資源循環分野では、ゴミの収集・運搬・リサイクル業務が含まれ、循環型社会の実現に向けた地域の取組みを外国人材が支える形となります。

育成就労制度の本格始動

新設される育成就労は、原則3年で特定技能1号の水準への育成を目指す制度です。従来の技能実習で転籍(職場変更)を原則禁じたことが劣悪な労働環境を招いたとの批判を踏まえ、一定期間経過後の転籍を認める仕組みが導入されています。

この制度変更により、受入れ企業には「外国人材から選ばれる職場づくり」が一層求められます。適切な賃金設定、日本語教育支援、生活サポート体制の整備など、定着支援策の充実が競争力の鍵となります。

上限到達による受入れ停止のリスク

今回の閣議決定で注目すべきは、受入れ上限に達した場合は新規受入れが停止される点です。実際に出入国在留管理庁は、特定技能1号「外食業」における新規受け入れを2026年4月13日以降原則停止する方針を3月27日に公表しました。外食業分野の在留者数が政府の設定する上限(5万人)に達する見込みとなったことが背景です

このような受入れ停止措置は、宮城県内の外国人材採用を検討する企業にとって、早期の計画策定と受入れ体制整備の重要性を示す事例といえます。

宮城の企業が今すべき準備

2027年4月の育成就労制度施行に向けて、宮城県内の中小企業が準備すべきことは以下の通りです。
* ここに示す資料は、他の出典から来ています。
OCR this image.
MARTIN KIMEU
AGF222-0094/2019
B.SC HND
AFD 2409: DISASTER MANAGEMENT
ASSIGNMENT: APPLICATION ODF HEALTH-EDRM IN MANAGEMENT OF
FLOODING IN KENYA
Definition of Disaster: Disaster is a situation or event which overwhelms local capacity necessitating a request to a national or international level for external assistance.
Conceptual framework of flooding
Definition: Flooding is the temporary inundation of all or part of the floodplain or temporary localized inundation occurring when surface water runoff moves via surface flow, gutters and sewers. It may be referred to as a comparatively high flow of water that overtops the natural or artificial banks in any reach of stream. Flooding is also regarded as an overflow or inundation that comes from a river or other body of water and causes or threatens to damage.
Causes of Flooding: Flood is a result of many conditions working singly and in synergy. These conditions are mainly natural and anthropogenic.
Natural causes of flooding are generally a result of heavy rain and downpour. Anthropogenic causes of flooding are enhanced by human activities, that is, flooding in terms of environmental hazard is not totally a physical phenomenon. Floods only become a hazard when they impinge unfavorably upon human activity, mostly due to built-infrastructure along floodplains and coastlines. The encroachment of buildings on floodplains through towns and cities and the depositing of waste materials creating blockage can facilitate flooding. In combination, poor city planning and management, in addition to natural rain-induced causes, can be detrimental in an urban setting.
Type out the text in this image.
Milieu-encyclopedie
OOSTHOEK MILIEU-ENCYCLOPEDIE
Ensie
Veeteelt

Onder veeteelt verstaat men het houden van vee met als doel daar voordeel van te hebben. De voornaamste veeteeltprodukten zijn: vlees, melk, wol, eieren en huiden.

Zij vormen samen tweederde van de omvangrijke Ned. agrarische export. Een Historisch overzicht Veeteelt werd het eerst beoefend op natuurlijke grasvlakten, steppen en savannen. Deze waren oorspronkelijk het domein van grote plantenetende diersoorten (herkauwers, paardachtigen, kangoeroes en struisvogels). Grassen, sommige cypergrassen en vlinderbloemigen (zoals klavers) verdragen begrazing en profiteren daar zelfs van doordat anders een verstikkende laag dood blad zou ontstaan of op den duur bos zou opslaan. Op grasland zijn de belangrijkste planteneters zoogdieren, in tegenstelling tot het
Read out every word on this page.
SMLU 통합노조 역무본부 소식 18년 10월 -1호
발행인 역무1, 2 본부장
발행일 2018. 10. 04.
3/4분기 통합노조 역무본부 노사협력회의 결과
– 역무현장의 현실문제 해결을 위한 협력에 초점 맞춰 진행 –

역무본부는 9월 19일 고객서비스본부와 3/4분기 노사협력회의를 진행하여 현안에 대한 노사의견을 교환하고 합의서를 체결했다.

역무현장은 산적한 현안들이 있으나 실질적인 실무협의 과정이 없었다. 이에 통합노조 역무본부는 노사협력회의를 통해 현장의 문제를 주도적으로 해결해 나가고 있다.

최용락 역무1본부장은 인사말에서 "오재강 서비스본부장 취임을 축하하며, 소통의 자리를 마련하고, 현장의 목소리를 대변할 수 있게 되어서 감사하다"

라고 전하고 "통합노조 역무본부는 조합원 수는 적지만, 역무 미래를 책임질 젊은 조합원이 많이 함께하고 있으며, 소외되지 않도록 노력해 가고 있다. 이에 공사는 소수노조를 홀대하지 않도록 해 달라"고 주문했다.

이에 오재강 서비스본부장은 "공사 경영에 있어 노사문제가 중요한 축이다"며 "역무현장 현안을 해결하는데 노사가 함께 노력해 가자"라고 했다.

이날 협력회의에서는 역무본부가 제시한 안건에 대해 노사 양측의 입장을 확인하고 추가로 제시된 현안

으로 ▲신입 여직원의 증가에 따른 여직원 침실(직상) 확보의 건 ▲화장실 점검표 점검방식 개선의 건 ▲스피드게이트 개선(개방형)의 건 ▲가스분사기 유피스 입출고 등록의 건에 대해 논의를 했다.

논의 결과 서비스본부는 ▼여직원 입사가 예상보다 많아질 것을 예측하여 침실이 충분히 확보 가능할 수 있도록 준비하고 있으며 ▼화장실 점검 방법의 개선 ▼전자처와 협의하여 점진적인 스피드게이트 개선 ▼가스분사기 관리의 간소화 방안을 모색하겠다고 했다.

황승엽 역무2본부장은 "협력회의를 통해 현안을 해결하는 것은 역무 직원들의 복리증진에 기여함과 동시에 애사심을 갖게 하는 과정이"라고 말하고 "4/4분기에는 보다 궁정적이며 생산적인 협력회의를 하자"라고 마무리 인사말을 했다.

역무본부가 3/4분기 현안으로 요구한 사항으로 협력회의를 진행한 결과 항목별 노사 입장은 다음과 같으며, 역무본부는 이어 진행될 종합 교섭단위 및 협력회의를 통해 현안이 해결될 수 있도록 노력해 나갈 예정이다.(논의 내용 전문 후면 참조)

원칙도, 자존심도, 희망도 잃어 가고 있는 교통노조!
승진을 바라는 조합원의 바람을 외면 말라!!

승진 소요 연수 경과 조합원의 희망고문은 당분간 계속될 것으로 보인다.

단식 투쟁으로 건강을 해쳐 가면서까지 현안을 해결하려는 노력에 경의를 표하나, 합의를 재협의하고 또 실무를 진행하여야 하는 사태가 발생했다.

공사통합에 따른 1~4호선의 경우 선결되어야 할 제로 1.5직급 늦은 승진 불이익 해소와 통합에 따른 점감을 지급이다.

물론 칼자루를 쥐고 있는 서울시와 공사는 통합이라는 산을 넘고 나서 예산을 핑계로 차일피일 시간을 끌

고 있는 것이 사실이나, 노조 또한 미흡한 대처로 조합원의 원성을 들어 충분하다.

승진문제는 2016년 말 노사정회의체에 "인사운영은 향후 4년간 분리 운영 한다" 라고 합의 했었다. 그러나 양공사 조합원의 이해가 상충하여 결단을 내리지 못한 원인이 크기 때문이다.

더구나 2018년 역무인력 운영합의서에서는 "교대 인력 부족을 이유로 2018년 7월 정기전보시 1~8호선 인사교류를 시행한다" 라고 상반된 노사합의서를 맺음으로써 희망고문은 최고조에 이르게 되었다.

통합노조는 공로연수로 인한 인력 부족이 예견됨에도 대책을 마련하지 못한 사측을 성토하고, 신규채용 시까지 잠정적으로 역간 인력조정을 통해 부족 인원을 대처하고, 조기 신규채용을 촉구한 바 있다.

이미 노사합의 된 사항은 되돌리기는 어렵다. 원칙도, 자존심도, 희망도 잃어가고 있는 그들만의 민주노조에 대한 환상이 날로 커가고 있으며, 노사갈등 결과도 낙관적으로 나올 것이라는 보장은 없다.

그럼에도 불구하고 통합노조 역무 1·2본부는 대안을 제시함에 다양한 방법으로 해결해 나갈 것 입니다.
  • 対象分野の確認:自社の業種が特定技能19分野または育成就労17分野に該当するか確認する
  • 受入れ体制の整備:監理支援機関や登録支援機関との連携体制を構築する
  • 日本語教育の計画:育成就労では1年経過時までに日本語試験(N5等)および技能検定試験基礎級等の受験が必要となるため、教育支援体制を整える
  • 定着支援策の強化:転籍が認められる制度設計のため、待遇改善や職場環境の整備により自社への定着を図る
  • 地域との連携:仙台市や宮城県が提供する外国人材支援制度を活用し、地域全体で受入れ環境を整える

外国人材の受入れは、単なる人手不足対策ではなく、企業の成長戦略として位置付けることが重要です。宮城県内の企業にとって、今回の閣議決定は外国人材採用の新たな選択肢を広げる契機となります。